My cold meds have my schedule wonkier than usual but I am sleeping so I figure it will work out.
However, weirdly, Ambien (I often take a half dose, I am eternally hopeful) has been acting like an antidepressant of sorts. I just relax and feel a whole lot better and calmer. Then I can just go to sleep like what I think normal people do.
Ugh, are you getting enough rest at least?
Yeah. This is the first night it's really been bad. Usually I'm up again by 1am and can easily take another sleeping pill. I'm a little restless in bed, but I've been getting enough sleep. I'll take a nap later today (probably around 10:30am), and I'll be fine.
This anti-depressant is helping so much that I'm willing to ride out this weird sleeping thing. It happened the last time we increased it, but died down in a week or so. I can hold on that long.
Oh, and cold medicine can definitely do that. Are you going to try to get to work today or stay home? I'm glad the Ambien works for you. Sleep really is so important.

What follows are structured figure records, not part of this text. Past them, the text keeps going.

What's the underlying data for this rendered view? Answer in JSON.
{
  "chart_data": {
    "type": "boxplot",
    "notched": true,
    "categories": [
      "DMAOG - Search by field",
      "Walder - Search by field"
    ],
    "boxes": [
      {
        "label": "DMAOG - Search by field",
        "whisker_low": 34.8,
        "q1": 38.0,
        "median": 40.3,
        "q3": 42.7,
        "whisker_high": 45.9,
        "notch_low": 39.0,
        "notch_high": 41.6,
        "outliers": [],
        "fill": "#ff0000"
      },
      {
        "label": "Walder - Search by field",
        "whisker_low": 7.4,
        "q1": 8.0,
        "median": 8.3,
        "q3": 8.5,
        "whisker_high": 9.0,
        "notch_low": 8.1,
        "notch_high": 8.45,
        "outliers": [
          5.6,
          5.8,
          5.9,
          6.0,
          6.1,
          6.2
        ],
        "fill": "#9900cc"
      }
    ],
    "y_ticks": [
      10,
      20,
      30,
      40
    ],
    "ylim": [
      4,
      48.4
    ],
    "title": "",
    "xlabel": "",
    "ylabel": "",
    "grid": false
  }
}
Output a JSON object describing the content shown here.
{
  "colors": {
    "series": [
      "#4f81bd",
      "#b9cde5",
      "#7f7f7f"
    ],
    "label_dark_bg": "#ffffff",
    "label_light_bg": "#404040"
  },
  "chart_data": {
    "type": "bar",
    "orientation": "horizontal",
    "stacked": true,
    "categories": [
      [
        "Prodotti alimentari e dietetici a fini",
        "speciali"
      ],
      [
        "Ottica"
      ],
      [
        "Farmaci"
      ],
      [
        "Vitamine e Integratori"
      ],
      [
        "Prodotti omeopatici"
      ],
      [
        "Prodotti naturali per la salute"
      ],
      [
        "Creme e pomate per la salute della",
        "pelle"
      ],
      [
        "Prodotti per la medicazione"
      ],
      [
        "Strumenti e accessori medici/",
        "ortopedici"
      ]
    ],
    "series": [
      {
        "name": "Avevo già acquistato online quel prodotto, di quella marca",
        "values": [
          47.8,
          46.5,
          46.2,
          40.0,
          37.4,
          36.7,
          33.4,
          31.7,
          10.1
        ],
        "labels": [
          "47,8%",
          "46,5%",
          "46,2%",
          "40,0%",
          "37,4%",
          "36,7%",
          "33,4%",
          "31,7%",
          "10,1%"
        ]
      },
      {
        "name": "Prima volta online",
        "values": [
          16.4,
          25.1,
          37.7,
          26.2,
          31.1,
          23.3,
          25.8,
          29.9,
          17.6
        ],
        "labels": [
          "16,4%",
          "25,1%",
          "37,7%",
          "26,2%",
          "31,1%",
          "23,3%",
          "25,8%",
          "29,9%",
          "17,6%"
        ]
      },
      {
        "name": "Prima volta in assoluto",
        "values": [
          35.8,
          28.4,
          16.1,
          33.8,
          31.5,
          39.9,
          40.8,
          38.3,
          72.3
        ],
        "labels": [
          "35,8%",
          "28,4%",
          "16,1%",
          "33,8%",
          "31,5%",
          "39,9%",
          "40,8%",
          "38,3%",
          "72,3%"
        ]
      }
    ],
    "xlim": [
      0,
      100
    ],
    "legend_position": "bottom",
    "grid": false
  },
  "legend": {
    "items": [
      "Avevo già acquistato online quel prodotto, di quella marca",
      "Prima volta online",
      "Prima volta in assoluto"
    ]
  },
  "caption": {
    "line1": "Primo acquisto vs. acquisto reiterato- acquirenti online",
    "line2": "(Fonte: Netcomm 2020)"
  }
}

I'm glad there are aids out there now that really work.
This anti-depressant is helping so much that I'm willing to ride out this weird sleeping thing.
21 Gunn salute on an AD that works and helps. They should be given a shrine too.
The cold med is definitely messing with stuff, though insomnia has been a life-long pal of mine. I work from home so work tomorrow is iffy but only down the hall. And I can stumble into the office late if need be.
Ambien is a dream in that it really does help. My doctor doesn't like to give me much and interrogates me for every refill but it works and he does write the script with minimal hair tearing on my part.
So glad there are sleep aids that work finally. Made a huge difference in my life.
Also, insent.
21 Gunn salute on an AD that works and helps. They should be given a shrine too.
Oh. My. God. You have NO idea. We have struggled over the last two years to find SOMETHING. ANYTHING. We've literally tried every class of antidepressant. Finally, this new drug, Cymbalta (I think that may be spelled wrong) came out in October. My shrink thought it may just be the right combo for me. So far, so good.
I think another thing that has helped me is that I'm no longer expecting the drug to fix everything. There is a lot of work that I have to do, and do do, in therapy. I've really noticed that recently it's a lot easier to do that work, and I think it's the new medication. Plus, when my sleep isn't getting screwed up by an increase, I sleep pretty regular hours, which is nice. My concentration and memory are still big trouble points, but I think even they are getting a little better.
I don't know if I've said this on the board or not, but I really feel like, going into this semester, that I'm going to make it through. It's the first time I've felt that way since starting at UMass Boston. I really think I can do this. It's an amazing feeling.
Also, backflung.
and, on edit, I think I'm gonna go try to sneak a couple more hours of sleep in. Night, board! Night, Cass! Sweet dreams.
Oh. My. God. You have NO idea. We have struggled over the last two years to find SOMETHING. ANYTHING. We've literally tried every class of antidepressant.
I really wish I had no idea, but I know exactly what you mean. "Have you tried X?" "Yes... Didn't work and wicked side effects. You should take notes in that file of mine."
And as far as we ever got is something that helps marginally. I am relying on other skills and cog therapy these days, and like you said, realizing that no drug is going to make things just magically okay.
Not true, one combination worked total miracles but my Dr didn't like the side effects enough and took it off the table.
But I can kinda see a way out that will be a lot of work but also will be a way out. And that is the important part.
I don't know if I've said this on the board or not, but I really feel like, going into this semester, that I'm going to make it through. It's the first time I've felt that way since starting at UMass Boston. I really think I can do this. It's an amazing feeling.
YAY!
And flung back again. Thanks vw.
eta: Night vw. get some sleep. I am off to that dream within a dream too. At least, that's ny plan...
eAgainta: Sleepy. Pleasant dreams for all the Buffistas.